The cover design is based upon some of the central images in Trout Kill: the tree rings of a Douglas fir, sword ferns and a child’s doll. My wife Debra, who has a strong background in the arts, helped me conceptualize the design, and John Turley, a former art teacher at Canby High School, did the layout.

In the story, “god dot” is mentioned several times. It refers to the centermost circle of growth in the heartwood of a tree and, metaphorically, might suggest the human heart. In the design, you can see the god dot is cracked through. How might that be symbolic? The ferns, of course, along with the tree rings, are suggestive of the Northwest, where the story is set. Eddy, the central character, is a former logger, as was his father and grandfather. The doll is first depicted in the Prologue, then appears several times throughout the story, and it figures in the last scene. What might the doll symbolize, and how might it serve to tie the storyline together?

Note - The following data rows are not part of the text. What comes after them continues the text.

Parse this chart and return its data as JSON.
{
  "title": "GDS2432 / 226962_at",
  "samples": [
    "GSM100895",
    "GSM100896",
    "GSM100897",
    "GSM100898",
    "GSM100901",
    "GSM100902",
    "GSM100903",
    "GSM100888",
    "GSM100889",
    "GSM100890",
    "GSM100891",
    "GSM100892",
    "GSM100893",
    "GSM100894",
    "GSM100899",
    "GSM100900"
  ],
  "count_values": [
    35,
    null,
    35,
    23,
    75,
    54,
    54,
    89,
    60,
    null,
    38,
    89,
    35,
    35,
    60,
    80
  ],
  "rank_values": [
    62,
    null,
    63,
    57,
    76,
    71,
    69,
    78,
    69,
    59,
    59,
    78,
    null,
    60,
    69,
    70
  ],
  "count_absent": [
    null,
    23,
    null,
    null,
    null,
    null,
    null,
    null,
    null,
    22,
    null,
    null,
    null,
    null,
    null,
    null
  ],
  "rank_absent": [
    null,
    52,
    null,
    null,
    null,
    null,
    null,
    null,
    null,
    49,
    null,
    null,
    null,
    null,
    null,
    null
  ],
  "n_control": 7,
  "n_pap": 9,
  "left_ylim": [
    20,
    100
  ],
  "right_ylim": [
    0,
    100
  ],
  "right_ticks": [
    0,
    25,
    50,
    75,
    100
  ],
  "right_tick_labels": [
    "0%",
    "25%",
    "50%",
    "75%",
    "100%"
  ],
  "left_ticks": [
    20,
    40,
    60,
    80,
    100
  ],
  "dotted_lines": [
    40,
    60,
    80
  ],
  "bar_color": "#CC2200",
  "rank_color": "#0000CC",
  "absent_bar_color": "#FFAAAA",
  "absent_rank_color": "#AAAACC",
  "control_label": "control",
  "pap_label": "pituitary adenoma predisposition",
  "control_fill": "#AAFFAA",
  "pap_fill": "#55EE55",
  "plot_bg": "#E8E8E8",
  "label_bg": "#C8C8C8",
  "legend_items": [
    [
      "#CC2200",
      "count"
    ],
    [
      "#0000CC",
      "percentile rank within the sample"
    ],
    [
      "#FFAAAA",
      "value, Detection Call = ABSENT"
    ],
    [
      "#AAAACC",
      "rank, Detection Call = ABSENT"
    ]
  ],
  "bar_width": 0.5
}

Serendipity, too, played a role in the design: This past summer I was helping my friend Tom to repair a porch in Long Beach, Washington, and we needed a few materials. When we walked in the door of Oman & Sons Building Supply, the first thing I noticed was a huge cross section of a Doug fir standing by the entryway. I took several pictures and sent them to John, and what you see on the cover is based upon one of those photos.

For me, one of my main joys in producing the novel was figuring out the cover design and working with Deb and John to get it just right. Thanks again, Deb and John!